First, love happens in specifics. If you set out to end poverty you will end up discouraged because nobody can end poverty and also what does that actually entail? But you can give someone you meet a coat. You can volunteer at a food bank. You can send your money to a family in Kenya or study a way of alleviating poverty’s effects or join a group fighting to change a specific unjust policy. Because even though we talk about love and justice in these emotionally charged supernatural terms, the actual work of loving your neighbor is often quite mundane. It’s giving up something you’d like so you can give away the money. It’s helping someone fill out a form so their asylum claim isn’t rejected. It’s cleaning a toilet in a homeless shelter. It is not flashy. It is not always rewarding. But it is love.
Second, this passage is brutal. It depicts one group of people being sent to everlasting reward and another to everlasting torment. And in my experience, many of the people who are most serious about putting love into practice tend to be very scrupulous: they tend to have very high moral standards and to beat themselves up when they fail to live up to them. And if you’re this kind of person, it’s easy to read this kind of passage, recognize all the ways you could do more, and instead of saying “okay I’ll work on these” you say “oh no I’m a failure and I’m a goat and God hates me.”
And that’s not at all what the passage says! But what makes this so pernicious is that from the inside this feels like humility. It feels like I’m just recognizing my own shortcomings, when I’m really pushing God away. It’s like when I play catch with my seven-year-old nephew, [Since this is UChicago: Catch is a game where you throw a ball back and forth] and he drops the ball once and falls on the ground and goes “I SUCK at baseball. I HATE this. I’m NO GOOD.” and we’ll say “no, you’re great!” but what I want to say is “of course you suck. You’re seven. Of course you, a child, are not a professional baseball player. We’ll keep playing and you’ll get better.”
But then we come along and we want to give all we have to the poor and we discover there’s stuff we don’t need or privileges we didn’t earn that we aren’t ready to give up. And instead of saying “I’ll start with what I can” we say “I SUCK at generosity. I’m NO GOOD and God HATES me” and sometimes we try to counter this in our friends with “no, you’re such a good person” or “God wouldn’t ask you to give up [thing only 10% of the world can afford].” But if I’m being honest I really think God’s response is closer to “of course you suck at this. You just started. This is hard and of course you, a human, are not as generous or loving as the God of the universe. We’ll stick with it and you’ll keep getting better.”

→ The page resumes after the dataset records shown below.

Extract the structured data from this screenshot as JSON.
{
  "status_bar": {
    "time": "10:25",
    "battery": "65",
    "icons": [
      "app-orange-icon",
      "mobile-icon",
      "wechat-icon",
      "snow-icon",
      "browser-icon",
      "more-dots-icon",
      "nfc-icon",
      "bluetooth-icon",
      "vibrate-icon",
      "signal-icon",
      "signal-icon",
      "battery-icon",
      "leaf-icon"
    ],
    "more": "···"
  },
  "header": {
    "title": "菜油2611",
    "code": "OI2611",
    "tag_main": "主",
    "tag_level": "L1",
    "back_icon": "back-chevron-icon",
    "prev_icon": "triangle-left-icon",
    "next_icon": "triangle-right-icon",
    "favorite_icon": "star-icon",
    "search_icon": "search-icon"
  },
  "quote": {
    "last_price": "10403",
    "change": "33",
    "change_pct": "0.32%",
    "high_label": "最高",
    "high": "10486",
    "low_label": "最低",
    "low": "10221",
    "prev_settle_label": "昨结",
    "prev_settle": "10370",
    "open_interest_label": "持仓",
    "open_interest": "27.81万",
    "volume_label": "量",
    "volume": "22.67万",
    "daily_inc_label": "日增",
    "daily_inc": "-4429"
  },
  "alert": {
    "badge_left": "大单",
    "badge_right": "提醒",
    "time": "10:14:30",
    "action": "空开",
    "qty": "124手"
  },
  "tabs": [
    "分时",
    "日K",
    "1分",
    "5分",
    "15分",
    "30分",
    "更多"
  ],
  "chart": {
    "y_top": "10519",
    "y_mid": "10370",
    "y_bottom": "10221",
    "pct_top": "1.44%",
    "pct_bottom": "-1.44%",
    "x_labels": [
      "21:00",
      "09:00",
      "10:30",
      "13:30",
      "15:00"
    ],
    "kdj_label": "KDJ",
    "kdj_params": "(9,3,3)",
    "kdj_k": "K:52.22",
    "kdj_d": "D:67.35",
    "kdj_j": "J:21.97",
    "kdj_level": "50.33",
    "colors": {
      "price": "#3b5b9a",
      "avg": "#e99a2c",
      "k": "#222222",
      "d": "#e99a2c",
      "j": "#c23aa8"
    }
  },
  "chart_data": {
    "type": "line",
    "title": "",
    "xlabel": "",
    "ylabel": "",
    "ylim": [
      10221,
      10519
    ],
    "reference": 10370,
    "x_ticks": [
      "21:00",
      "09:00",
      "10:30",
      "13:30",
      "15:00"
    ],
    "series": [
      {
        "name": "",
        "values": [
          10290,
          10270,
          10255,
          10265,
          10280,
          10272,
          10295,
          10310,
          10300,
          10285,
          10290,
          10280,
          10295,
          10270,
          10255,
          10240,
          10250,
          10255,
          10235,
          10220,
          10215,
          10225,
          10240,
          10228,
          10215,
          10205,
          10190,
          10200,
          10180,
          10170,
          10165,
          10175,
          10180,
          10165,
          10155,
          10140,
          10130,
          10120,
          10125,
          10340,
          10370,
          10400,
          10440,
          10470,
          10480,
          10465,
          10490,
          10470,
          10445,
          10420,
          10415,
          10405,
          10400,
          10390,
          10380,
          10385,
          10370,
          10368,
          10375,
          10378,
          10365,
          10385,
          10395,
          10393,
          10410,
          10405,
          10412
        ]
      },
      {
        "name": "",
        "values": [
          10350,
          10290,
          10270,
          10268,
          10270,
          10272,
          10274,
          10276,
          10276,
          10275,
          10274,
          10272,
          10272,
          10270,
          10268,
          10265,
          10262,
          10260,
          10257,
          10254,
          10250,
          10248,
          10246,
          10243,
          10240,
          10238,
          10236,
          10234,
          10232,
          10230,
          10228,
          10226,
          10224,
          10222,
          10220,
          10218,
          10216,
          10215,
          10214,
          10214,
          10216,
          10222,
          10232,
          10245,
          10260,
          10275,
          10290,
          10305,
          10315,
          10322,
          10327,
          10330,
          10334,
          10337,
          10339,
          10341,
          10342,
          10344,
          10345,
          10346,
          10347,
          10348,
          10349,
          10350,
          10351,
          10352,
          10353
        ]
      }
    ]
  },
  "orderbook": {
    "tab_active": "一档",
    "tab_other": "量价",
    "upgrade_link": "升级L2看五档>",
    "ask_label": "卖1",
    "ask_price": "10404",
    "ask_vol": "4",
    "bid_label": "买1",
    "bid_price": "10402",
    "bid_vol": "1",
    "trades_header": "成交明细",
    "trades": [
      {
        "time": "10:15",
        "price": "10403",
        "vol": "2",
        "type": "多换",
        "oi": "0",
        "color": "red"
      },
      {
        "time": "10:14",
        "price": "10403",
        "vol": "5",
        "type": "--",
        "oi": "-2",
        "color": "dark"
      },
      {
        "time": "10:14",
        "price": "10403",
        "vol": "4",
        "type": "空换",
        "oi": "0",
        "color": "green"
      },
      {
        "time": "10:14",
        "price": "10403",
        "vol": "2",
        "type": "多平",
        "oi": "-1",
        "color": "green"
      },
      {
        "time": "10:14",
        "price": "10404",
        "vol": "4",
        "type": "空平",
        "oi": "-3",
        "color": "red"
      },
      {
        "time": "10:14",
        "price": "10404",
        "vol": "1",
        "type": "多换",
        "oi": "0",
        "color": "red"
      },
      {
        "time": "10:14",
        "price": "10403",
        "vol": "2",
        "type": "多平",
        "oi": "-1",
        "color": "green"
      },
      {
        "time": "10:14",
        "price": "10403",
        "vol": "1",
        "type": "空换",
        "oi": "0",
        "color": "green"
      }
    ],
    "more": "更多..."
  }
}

Because while we are called to love deeply and sacrificially, our ultimately hope is not that we -- today -- will do everything perfectly. Do you not know? Have you not heard? There is a God who sits enthroned above the circle of the earth, and he deeply loves us little grasshoppers. There is a Christ, crucified, whose sacrifice which we are about to celebrate will redeem and make new the most broken, painful, heart-rending pieces of human suffering. To whom will you compare him? Who is his equal? God is so much greater than you could possibly imagine. And his love will succeed where ours does not. And he will be faithful to us, and to you specifically, no matter what.

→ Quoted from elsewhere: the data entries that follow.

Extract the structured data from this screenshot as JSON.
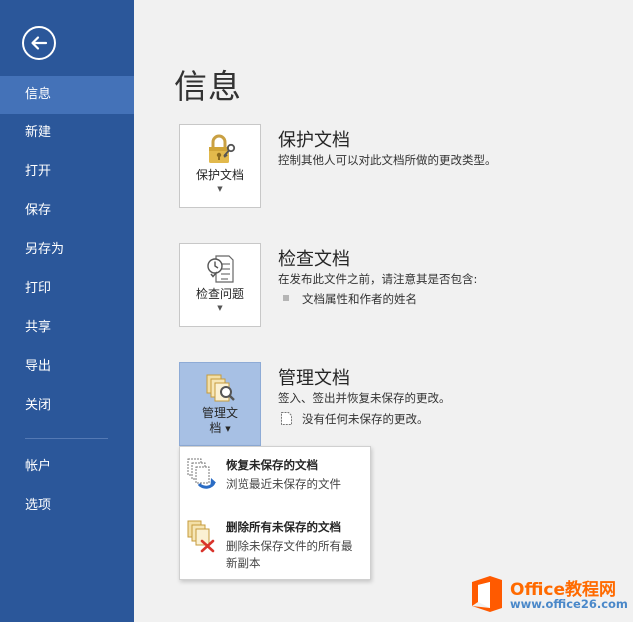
{
  "sidebar": {
    "back_icon": "back-arrow-circle-icon",
    "items": [
      {
        "label": "信息",
        "active": true
      },
      {
        "label": "新建"
      },
      {
        "label": "打开"
      },
      {
        "label": "保存"
      },
      {
        "label": "另存为"
      },
      {
        "label": "打印"
      },
      {
        "label": "共享"
      },
      {
        "label": "导出"
      },
      {
        "label": "关闭"
      },
      {
        "label": "帐户"
      },
      {
        "label": "选项"
      }
    ],
    "color": "#2b579a",
    "active_color": "#4472b8"
  },
  "main": {
    "title": "信息",
    "protect": {
      "button_label": "保护文档",
      "icon": "lock-key-icon",
      "title": "保护文档",
      "description": "控制其他人可以对此文档所做的更改类型。"
    },
    "inspect": {
      "button_label": "检查问题",
      "icon": "checklist-icon",
      "title": "检查文档",
      "description": "在发布此文件之前，请注意其是否包含:",
      "bullets": [
        "文档属性和作者的姓名"
      ]
    },
    "manage": {
      "button_label_line1": "管理文",
      "button_label_line2": "档",
      "icon": "document-search-icon",
      "title": "管理文档",
      "description": "签入、签出并恢复未保存的更改。",
      "status": "没有任何未保存的更改。",
      "status_icon": "document-icon"
    }
  },
  "dropdown": {
    "items": [
      {
        "title": "恢复未保存的文档",
        "description": "浏览最近未保存的文件",
        "icon": "recover-documents-icon"
      },
      {
        "title": "删除所有未保存的文档",
        "description": "删除未保存文件的所有最新副本",
        "icon": "delete-documents-icon"
      }
    ]
  },
  "watermark": {
    "name": "Office教程网",
    "url": "www.office26.com"
  }
}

So my invitation to you today is to figure out where you can feed Jesus, today. Where you can welcome Jesus the stranger, today. Where you can visit Jesus in prison, today. Something concrete, and something you are really capable of doing. Not some hypothetical perfect version of yourself, but you as you are today. And my hope and prayer is that you would bring that to Jesus and see what he does with it. Today. And Tomorrow. And forever. Thank you.